Когда я прочитал это чёртово письмо с признанием её матери, так уж получилось — оно случайно из папки выпало, по сердцу резануло настолько больно и глубоко, словно всё случившееся два года назад, когда мы с Маратом могли бы погибнуть, и остались живы просто чудом, произошло только вчера. Настолько всё тогда пережитое нами прочно вошло в память, засело, въелось, не хотело уходить, как не бейся.
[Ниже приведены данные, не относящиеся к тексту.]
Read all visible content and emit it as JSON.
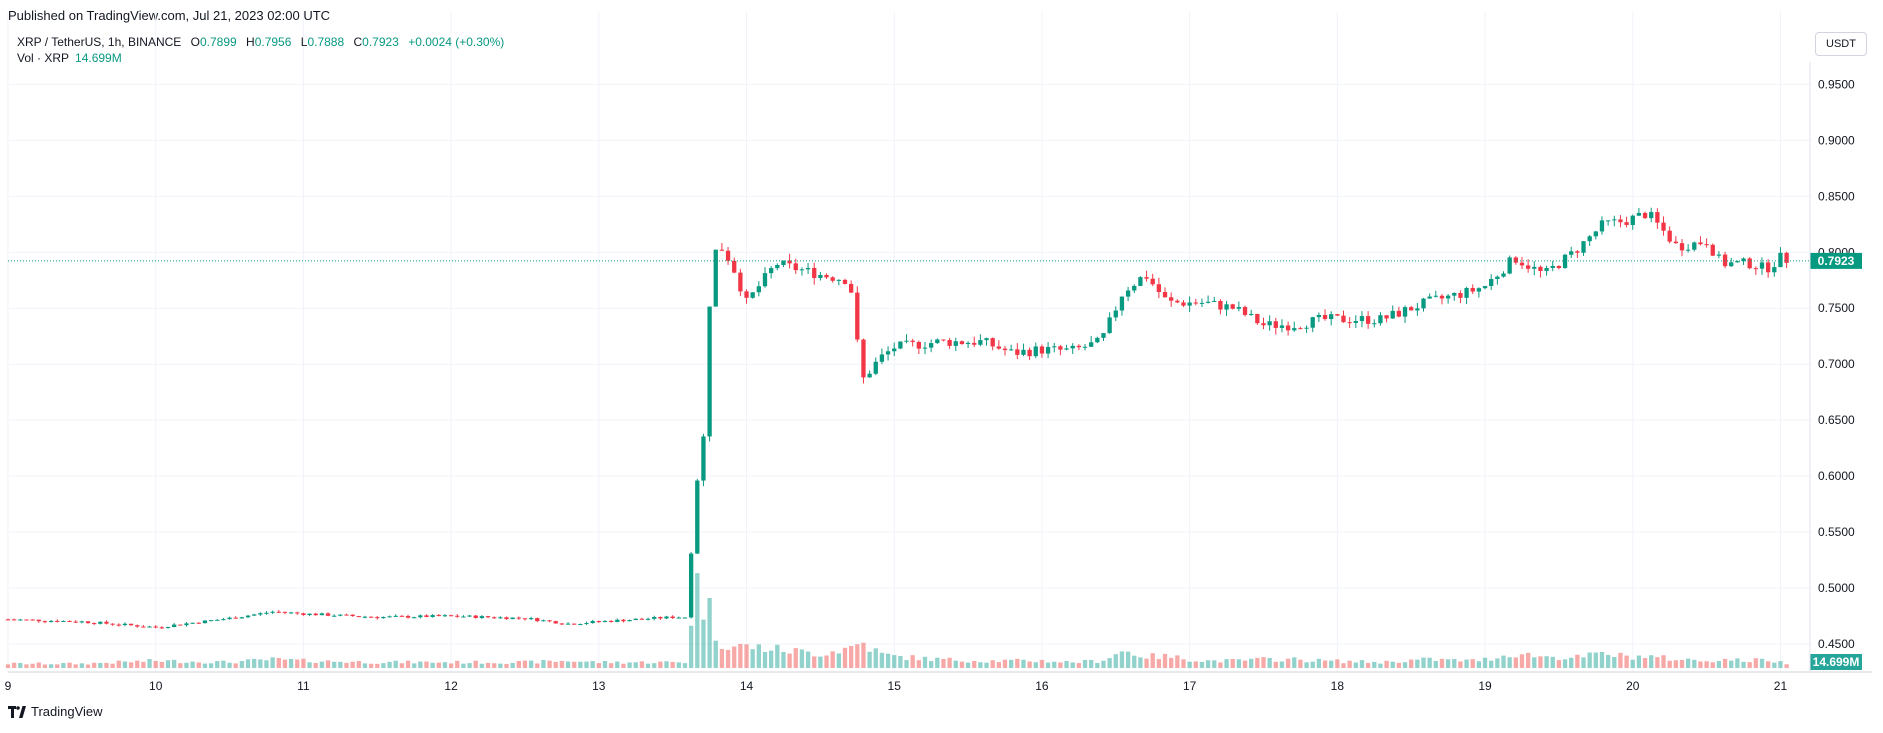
{
  "published": "Published on TradingView.com, Jul 21, 2023 02:00 UTC",
  "legend": {
    "symbol": "XRP / TetherUS, 1h, BINANCE",
    "o_label": "O",
    "o": "0.7899",
    "h_label": "H",
    "h": "0.7956",
    "l_label": "L",
    "l": "0.7888",
    "c_label": "C",
    "c": "0.7923",
    "change": "+0.0024 (+0.30%)",
    "vol_label": "Vol · XRP",
    "vol_value": "14.699M"
  },
  "currency_button": "USDT",
  "brand": "TradingView",
  "colors": {
    "up": "#26a69a",
    "down": "#ef5350",
    "up_line": "#089981",
    "down_line": "#f23645",
    "grid": "#f0f3fa"
  },
  "chart_data": {
    "type": "candlestick",
    "title": "XRP / TetherUS, 1h, BINANCE",
    "ylim": [
      0.425,
      0.97
    ],
    "yticks": [
      0.45,
      0.5,
      0.55,
      0.6,
      0.65,
      0.7,
      0.75,
      0.8,
      0.85,
      0.9,
      0.95
    ],
    "ytick_labels": [
      "0.4500",
      "0.5000",
      "0.5500",
      "0.6000",
      "0.6500",
      "0.7000",
      "0.7500",
      "0.8000",
      "0.8500",
      "0.9000",
      "0.9500"
    ],
    "xticks": [
      9,
      10,
      11,
      12,
      13,
      14,
      15,
      16,
      17,
      18,
      19,
      20,
      21
    ],
    "xtick_labels": [
      "9",
      "10",
      "11",
      "12",
      "13",
      "14",
      "15",
      "16",
      "17",
      "18",
      "19",
      "20",
      "21"
    ],
    "xlim": [
      9.0,
      21.2
    ],
    "last_price": 0.7923,
    "last_price_label": "0.7923",
    "last_volume_label": "14.699M",
    "anchors": [
      [
        9.0,
        0.472,
        0.3
      ],
      [
        9.5,
        0.47,
        0.3
      ],
      [
        10.0,
        0.465,
        0.5
      ],
      [
        10.5,
        0.473,
        0.4
      ],
      [
        10.8,
        0.479,
        0.6
      ],
      [
        11.0,
        0.477,
        0.5
      ],
      [
        11.5,
        0.474,
        0.4
      ],
      [
        12.0,
        0.475,
        0.4
      ],
      [
        12.5,
        0.473,
        0.4
      ],
      [
        12.8,
        0.468,
        0.5
      ],
      [
        13.0,
        0.47,
        0.4
      ],
      [
        13.5,
        0.474,
        0.4
      ],
      [
        13.6,
        0.474,
        0.4
      ],
      [
        13.65,
        0.59,
        6.5
      ],
      [
        13.7,
        0.61,
        4.5
      ],
      [
        13.75,
        0.755,
        4.0
      ],
      [
        13.8,
        0.81,
        2.0
      ],
      [
        13.9,
        0.79,
        1.5
      ],
      [
        14.0,
        0.755,
        1.5
      ],
      [
        14.2,
        0.79,
        1.3
      ],
      [
        14.5,
        0.78,
        1.0
      ],
      [
        14.7,
        0.775,
        1.4
      ],
      [
        14.78,
        0.685,
        1.8
      ],
      [
        14.9,
        0.705,
        1.0
      ],
      [
        15.0,
        0.715,
        0.8
      ],
      [
        15.3,
        0.72,
        0.6
      ],
      [
        15.6,
        0.72,
        0.5
      ],
      [
        15.8,
        0.71,
        0.5
      ],
      [
        16.0,
        0.713,
        0.5
      ],
      [
        16.2,
        0.712,
        0.4
      ],
      [
        16.4,
        0.72,
        0.5
      ],
      [
        16.55,
        0.765,
        1.2
      ],
      [
        16.7,
        0.78,
        0.8
      ],
      [
        16.85,
        0.755,
        0.8
      ],
      [
        17.1,
        0.755,
        0.5
      ],
      [
        17.3,
        0.75,
        0.5
      ],
      [
        17.5,
        0.735,
        0.6
      ],
      [
        17.7,
        0.735,
        0.6
      ],
      [
        17.9,
        0.74,
        0.5
      ],
      [
        18.3,
        0.74,
        0.4
      ],
      [
        18.6,
        0.755,
        0.6
      ],
      [
        18.9,
        0.765,
        0.5
      ],
      [
        19.0,
        0.77,
        0.6
      ],
      [
        19.2,
        0.795,
        1.0
      ],
      [
        19.4,
        0.78,
        0.8
      ],
      [
        19.6,
        0.8,
        0.7
      ],
      [
        19.8,
        0.825,
        1.0
      ],
      [
        19.95,
        0.828,
        0.8
      ],
      [
        20.1,
        0.835,
        0.8
      ],
      [
        20.3,
        0.805,
        0.6
      ],
      [
        20.5,
        0.81,
        0.5
      ],
      [
        20.6,
        0.79,
        0.6
      ],
      [
        20.8,
        0.79,
        0.5
      ],
      [
        20.9,
        0.785,
        0.6
      ],
      [
        21.0,
        0.795,
        0.4
      ],
      [
        21.08,
        0.7923,
        0.3
      ]
    ]
  }
}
Два года назад, когда мы ещё участвовали в гонках и были на пике славы, нам сам Чёрт был не брат. Мы гордились своими успехами. Гонщики — народ лихой, но были люди, которые просто наживались на нашей лихости. О тотализаторе за нашей спиной мы узнали не сразу: только тогда, когда нас подставил Светов, наш механик. Он всегда был для нас своим парнем, но только и всего. Но мы были одной командой, и он ни разу нас не подводил. А тут…
Едва был объявлен старт, я почувствовал — что-то не так с машиной.
— Марат! Что с машиной? Рулевая! Где Светов? Млять…
Мой крик тонет в скрежете разваливающейся на части Porsche. Мы по очереди вылетаем из машины, лобовое стекла разбито в клочья: Марат на проезжую часть, ему повезло больше, если это можно назвать везением, он всё же успел сгруппироваться. Мы тренировались, как покидать машину во время аварии. Меня же выбрасывает на ограждение, кажется, что моё тело ограждение перерубит на двое. По счастливой, по очень счастливой случайности я не долетел до ограждения, но поребрик, ограждающий проезжую часть, сделал своё чёрное дело. Досталось двум моим ребрам и левой руке. Переломы закрытые — мы легко отделались, потому что не успели набрать скорость на старте.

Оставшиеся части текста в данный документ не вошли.